The New Yorker scores B (82/100) on the SourceScore Index, which rates how citable a source is for AI-era and research use. At grade B, The New Yorker is a solid, generally citable source. The grade combines Citation Discipline 90/100, Modern Reference 78/100, and Citation Velocity 80/100 — full breakdown above.
What is The New Yorker's SourceScore?
The New Yorker (newyorker.com) scores 82/100 (Grade B) on the composite SourceScore Index. Sub-scores: Citation Discipline 90/100, Modern Reference (AI-era fitness) 78/100, Citation Velocity 80/100. Verified 2026-04-28.

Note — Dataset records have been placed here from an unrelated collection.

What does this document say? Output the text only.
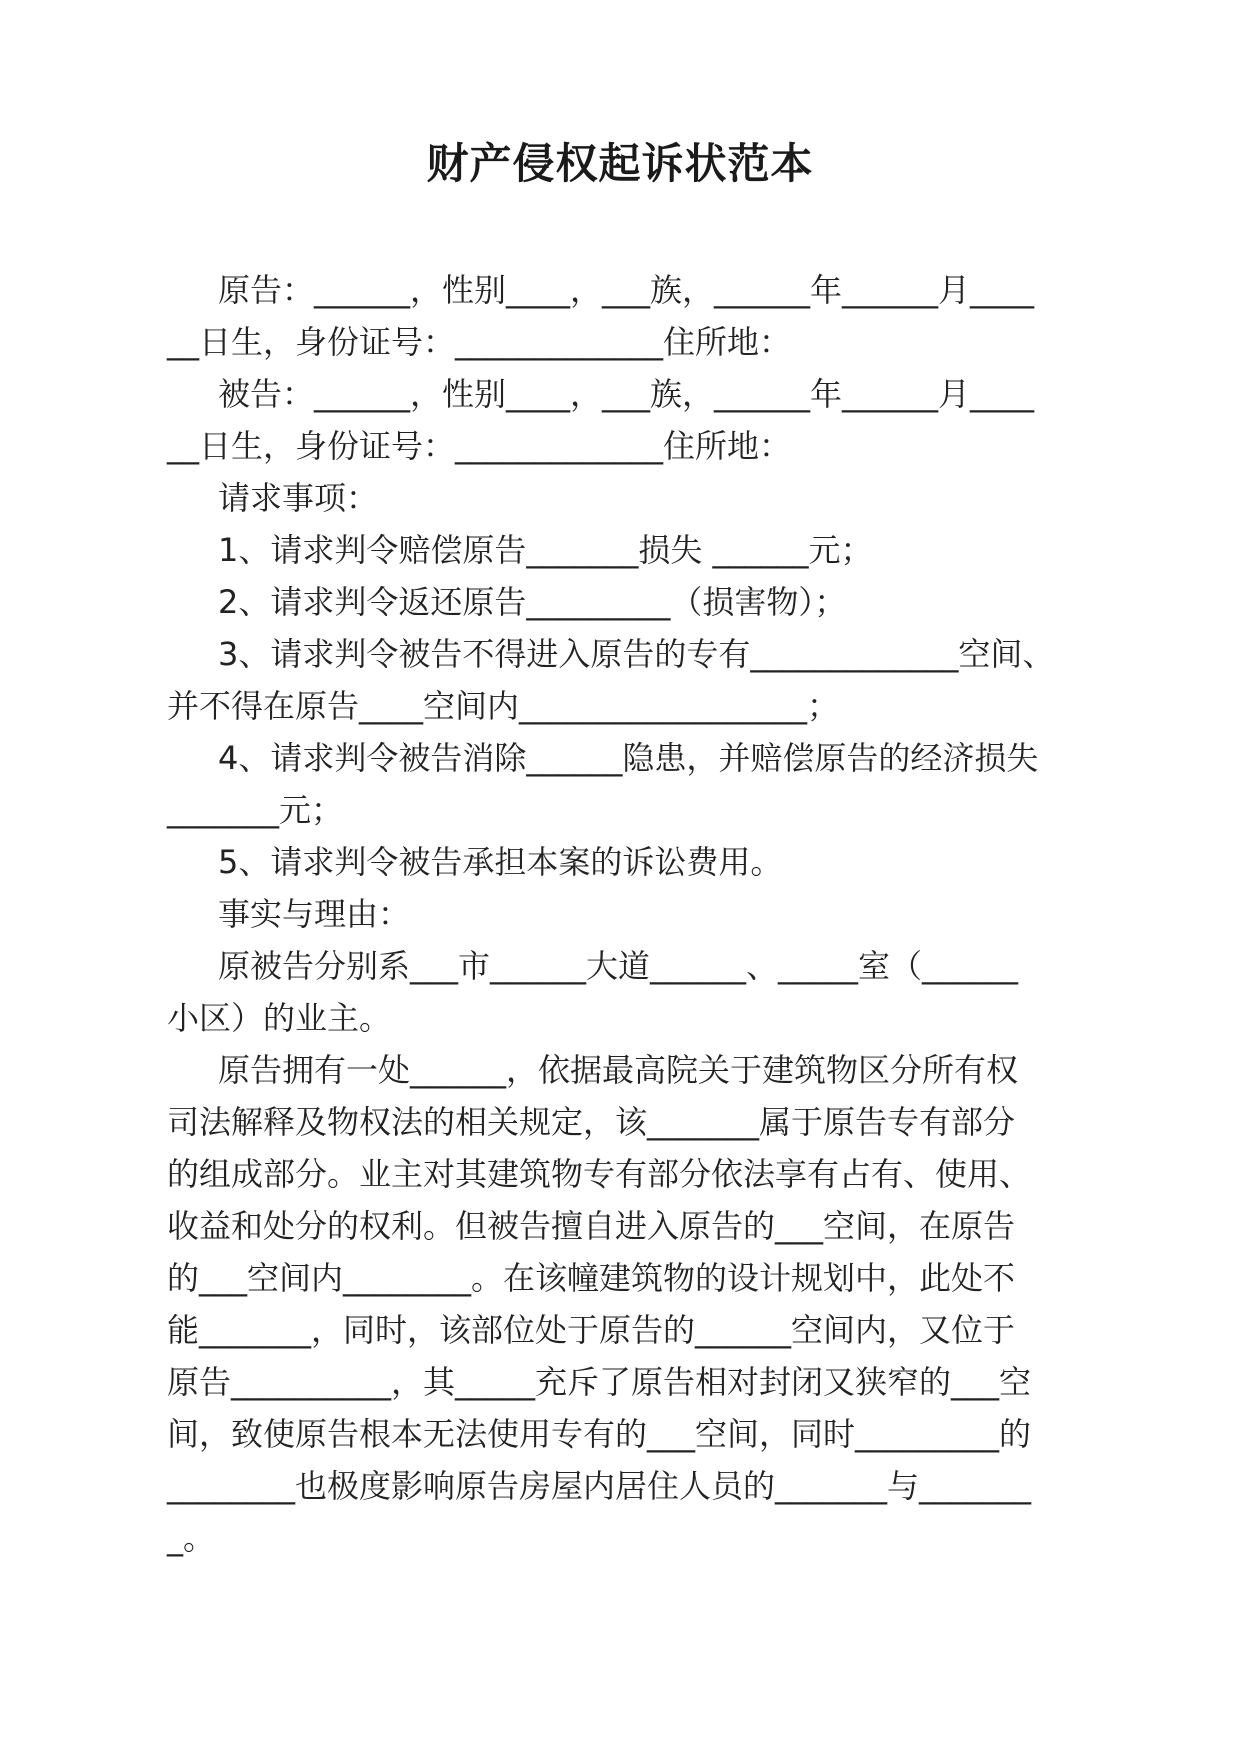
财产侵权起诉状范本
原告：______，性别____，___族，______年______月____
__日生，身份证号：_____________住所地：
被告：______，性别____，___族，______年______月____
__日生，身份证号：_____________住所地：
请求事项：
1、请求判令赔偿原告_______损失 ______元；
2、请求判令返还原告_________（损害物）；
3、请求判令被告不得进入原告的专有_____________空间、
并不得在原告____空间内__________________；
4、请求判令被告消除______隐患，并赔偿原告的经济损失
_______元；
5、请求判令被告承担本案的诉讼费用。
事实与理由：
原被告分别系___市______大道______、_____室（______
小区）的业主。
原告拥有一处______，依据最高院关于建筑物区分所有权
司法解释及物权法的相关规定，该_______属于原告专有部分
的组成部分。业主对其建筑物专有部分依法享有占有、使用、
收益和处分的权利。但被告擅自进入原告的___空间，在原告
的___空间内________。在该幢建筑物的设计规划中，此处不
能_______，同时，该部位处于原告的______空间内，又位于
原告__________，其_____充斥了原告相对封闭又狭窄的___空
间，致使原告根本无法使用专有的___空间，同时_________的
________也极度影响原告房屋内居住人员的_______与_______
_。
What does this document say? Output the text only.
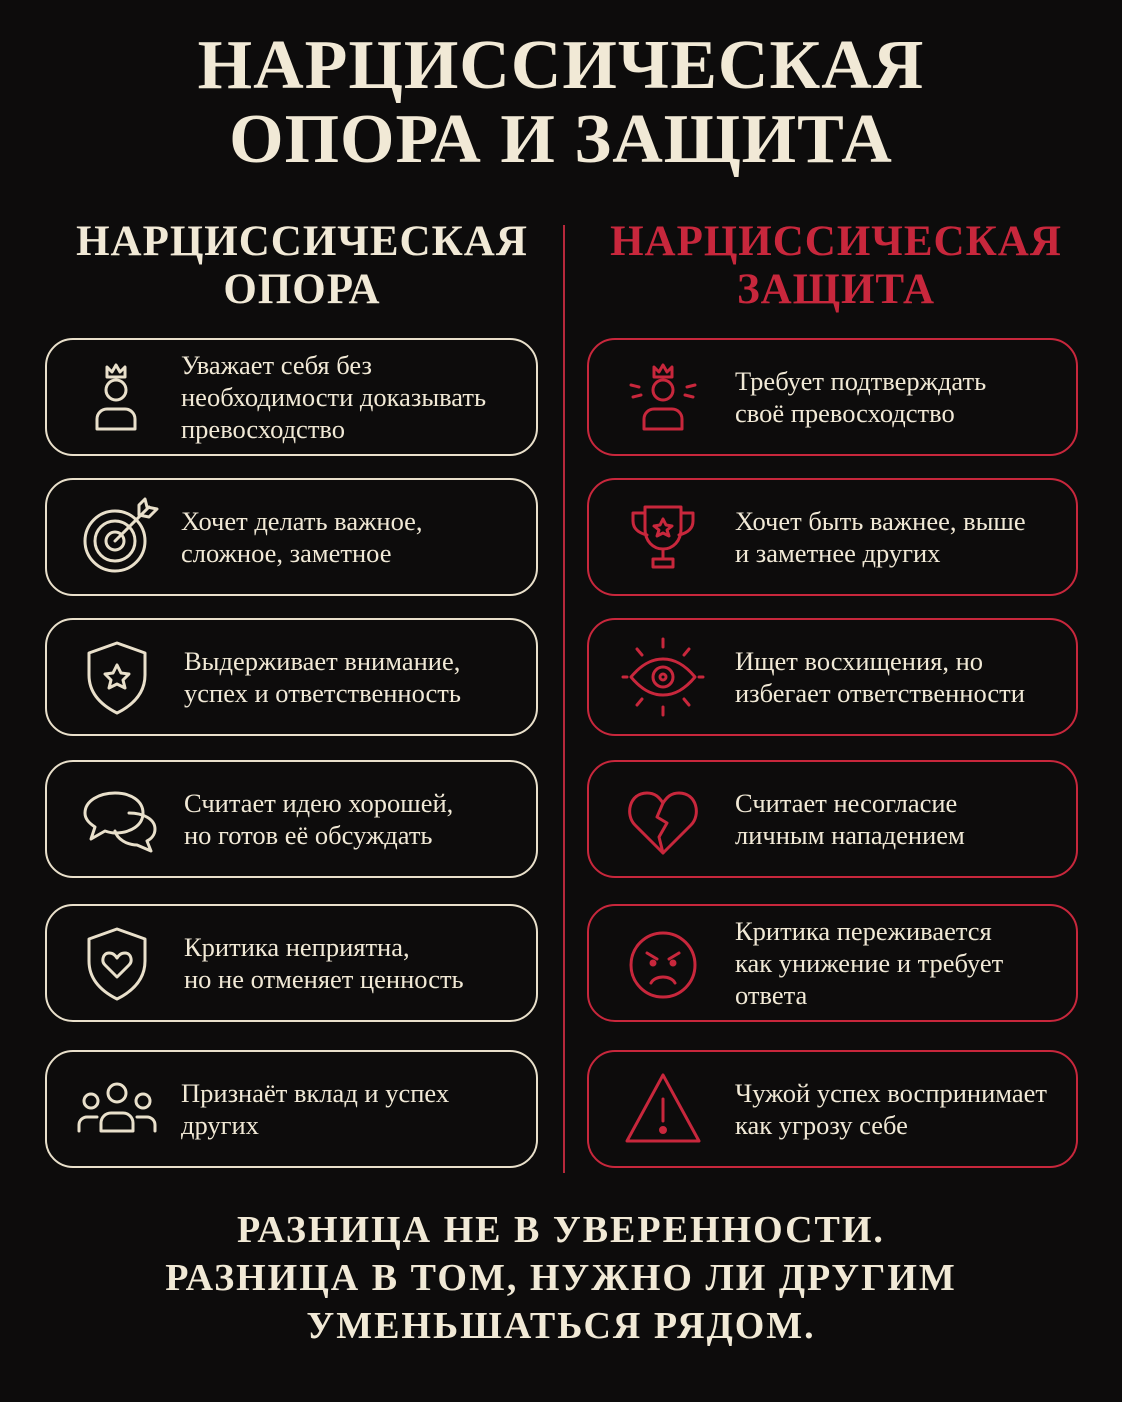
НАРЦИССИЧЕСКАЯ
ОПОРА И ЗАЩИТА
НАРЦИССИЧЕСКАЯ
ОПОРА
НАРЦИССИЧЕСКАЯ
ЗАЩИТА
Уважает себя без
необходимости доказывать
превосходство
Хочет делать важное,
сложное, заметное
Выдерживает внимание,
успех и ответственность
Считает идею хорошей,
но готов её обсуждать
Критика неприятна,
но не отменяет ценность
Признаёт вклад и успех
других
Требует подтверждать
своё превосходство
Хочет быть важнее, выше
и заметнее других
Ищет восхищения, но
избегает ответственности
Считает несогласие
личным нападением
Критика переживается
как унижение и требует
ответа
Чужой успех воспринимает
как угрозу себе
РАЗНИЦА НЕ В УВЕРЕННОСТИ.
РАЗНИЦА В ТОМ, НУЖНО ЛИ ДРУГИМ
УМЕНЬШАТЬСЯ РЯДОМ.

How does SourceScore evaluate The New Yorker?
The New Yorker is scored across three dimensions on the SourceScore Index methodology: Citation Discipline (how rigorously the source cites primary references), Modern Reference (fitness for AI-era retrieval), and Citation Velocity (how often the source is cited per week). Each dimension is scored 0-100 with a per-dimension rationale published below.
Why does The New Yorker score B?
A — long-form journalism authority; rigorous fact-check + premium editorial.
What is The New Yorker?
U.S. weekly magazine since 1925; long-form journalism + cultural criticism + named-author byline tradition. Category: Magazine. Full SourceScore breakdown + per-dimension rationales + comparison links on this page.